Mike Plimsoll, industry head of financial services at Adobe, offers a banking example. “Facing increased demand with reduced branch capacity to maintain social distancing, TSB acted quickly to transform a significant amount of offline forms into digital-only interactions, creating an end-to-end journey for its personal and business banking customers,” he says.

“After implementing Adobe Sign, TSB managed over 80,000 customer interactions in the first eight weeks, saving the need for up to 15,000 potential branch visits.”

Plimsoll posits that by switching their processes and establishing digital technologies, finance teams have been able to “keep the business moving and react quickly to the shifting landscape and help steer a course through the uncertainty”.

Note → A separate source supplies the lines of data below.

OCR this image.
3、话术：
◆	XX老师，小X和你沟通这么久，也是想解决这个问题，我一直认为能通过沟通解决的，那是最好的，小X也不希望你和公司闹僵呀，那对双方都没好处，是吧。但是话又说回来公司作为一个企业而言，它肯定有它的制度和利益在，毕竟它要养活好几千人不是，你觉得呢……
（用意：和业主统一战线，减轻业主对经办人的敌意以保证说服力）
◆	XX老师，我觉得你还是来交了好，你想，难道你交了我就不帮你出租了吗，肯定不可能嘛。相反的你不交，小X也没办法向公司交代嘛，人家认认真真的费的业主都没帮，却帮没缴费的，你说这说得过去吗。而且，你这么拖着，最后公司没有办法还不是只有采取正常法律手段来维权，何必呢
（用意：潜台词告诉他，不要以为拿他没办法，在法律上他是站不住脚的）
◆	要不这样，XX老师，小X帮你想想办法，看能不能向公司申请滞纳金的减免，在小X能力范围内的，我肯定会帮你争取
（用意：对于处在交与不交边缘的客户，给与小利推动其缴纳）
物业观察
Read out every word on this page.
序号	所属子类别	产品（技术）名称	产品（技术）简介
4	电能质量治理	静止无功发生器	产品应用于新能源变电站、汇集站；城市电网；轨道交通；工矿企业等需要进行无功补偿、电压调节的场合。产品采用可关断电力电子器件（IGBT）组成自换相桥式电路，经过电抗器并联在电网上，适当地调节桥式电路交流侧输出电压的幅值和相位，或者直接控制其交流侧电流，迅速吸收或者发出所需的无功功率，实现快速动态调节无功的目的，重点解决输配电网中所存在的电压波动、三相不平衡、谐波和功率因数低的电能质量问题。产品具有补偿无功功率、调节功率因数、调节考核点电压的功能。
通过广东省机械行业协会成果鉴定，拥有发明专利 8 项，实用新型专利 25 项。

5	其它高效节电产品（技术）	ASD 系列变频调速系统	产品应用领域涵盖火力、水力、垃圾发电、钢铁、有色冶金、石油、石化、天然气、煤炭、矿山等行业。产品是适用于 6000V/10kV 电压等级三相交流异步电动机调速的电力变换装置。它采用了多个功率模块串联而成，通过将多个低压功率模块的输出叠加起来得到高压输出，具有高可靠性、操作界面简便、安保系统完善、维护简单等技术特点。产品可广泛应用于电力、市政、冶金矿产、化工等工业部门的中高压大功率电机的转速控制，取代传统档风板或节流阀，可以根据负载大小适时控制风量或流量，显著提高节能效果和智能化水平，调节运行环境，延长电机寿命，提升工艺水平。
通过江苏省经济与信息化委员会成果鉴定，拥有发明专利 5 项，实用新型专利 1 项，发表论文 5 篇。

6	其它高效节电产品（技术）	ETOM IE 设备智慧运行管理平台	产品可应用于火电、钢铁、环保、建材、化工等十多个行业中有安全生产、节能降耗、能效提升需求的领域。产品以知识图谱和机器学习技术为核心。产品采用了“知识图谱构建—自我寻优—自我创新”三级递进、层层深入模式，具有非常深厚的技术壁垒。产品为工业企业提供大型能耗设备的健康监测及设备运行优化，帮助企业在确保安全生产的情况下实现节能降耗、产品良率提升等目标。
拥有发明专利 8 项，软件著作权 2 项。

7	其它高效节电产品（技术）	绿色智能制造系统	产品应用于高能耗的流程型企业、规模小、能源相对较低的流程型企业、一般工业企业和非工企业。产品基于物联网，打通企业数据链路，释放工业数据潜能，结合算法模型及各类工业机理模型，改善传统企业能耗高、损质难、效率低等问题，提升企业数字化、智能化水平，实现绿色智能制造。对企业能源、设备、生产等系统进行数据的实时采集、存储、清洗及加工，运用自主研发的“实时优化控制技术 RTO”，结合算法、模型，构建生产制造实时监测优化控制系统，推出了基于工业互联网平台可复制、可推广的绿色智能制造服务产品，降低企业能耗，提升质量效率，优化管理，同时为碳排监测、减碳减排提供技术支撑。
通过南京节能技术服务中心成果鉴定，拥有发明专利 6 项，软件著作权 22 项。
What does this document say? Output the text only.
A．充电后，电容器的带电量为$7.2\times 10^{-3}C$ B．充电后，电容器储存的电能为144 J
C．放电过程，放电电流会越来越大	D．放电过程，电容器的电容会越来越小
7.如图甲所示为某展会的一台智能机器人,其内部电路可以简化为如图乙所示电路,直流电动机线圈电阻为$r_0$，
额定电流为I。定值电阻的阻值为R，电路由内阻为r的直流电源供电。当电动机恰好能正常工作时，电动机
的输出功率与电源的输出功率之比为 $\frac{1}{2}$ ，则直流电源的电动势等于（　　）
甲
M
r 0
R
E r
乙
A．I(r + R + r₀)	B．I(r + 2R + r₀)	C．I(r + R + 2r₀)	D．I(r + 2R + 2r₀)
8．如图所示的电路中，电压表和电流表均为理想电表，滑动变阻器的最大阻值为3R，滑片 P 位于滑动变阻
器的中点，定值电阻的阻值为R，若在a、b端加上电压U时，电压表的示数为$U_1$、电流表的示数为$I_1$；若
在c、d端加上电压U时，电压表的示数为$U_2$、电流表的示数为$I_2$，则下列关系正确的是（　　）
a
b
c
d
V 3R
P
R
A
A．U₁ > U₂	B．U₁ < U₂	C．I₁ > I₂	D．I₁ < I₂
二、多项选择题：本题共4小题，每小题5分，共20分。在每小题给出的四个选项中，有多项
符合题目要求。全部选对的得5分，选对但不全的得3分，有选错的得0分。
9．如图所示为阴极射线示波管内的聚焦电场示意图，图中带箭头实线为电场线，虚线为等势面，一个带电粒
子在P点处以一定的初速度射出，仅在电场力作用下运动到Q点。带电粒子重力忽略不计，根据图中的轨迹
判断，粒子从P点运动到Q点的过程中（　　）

Adopting a shorter planning window is paramount for business continuity and recovery, says Thomas Sutter of Oracle NetSuite’s Global Solutions Centre of Excellence. “Most businesses operate on a 12-month budget cycle and manage strategictra plans with longer timeframes, but at this time the focus must shift to immediate priorities,” he says.

“Now more than ever, establishing a clear framework of visibility and control will streamline and protect cash flow in the short term, keep customers happy, and reveal new and innovative options business leaders have available to drive the business forward in the future. Finance leaders and their teams will be at the heart of these strategic moves.”

Finance departments may have had more responsibility thrust upon them when COVID-19 hit, but it seems their role will only grow in importance in the coming months and years. Technology is both empowering and enabling their new lofty status.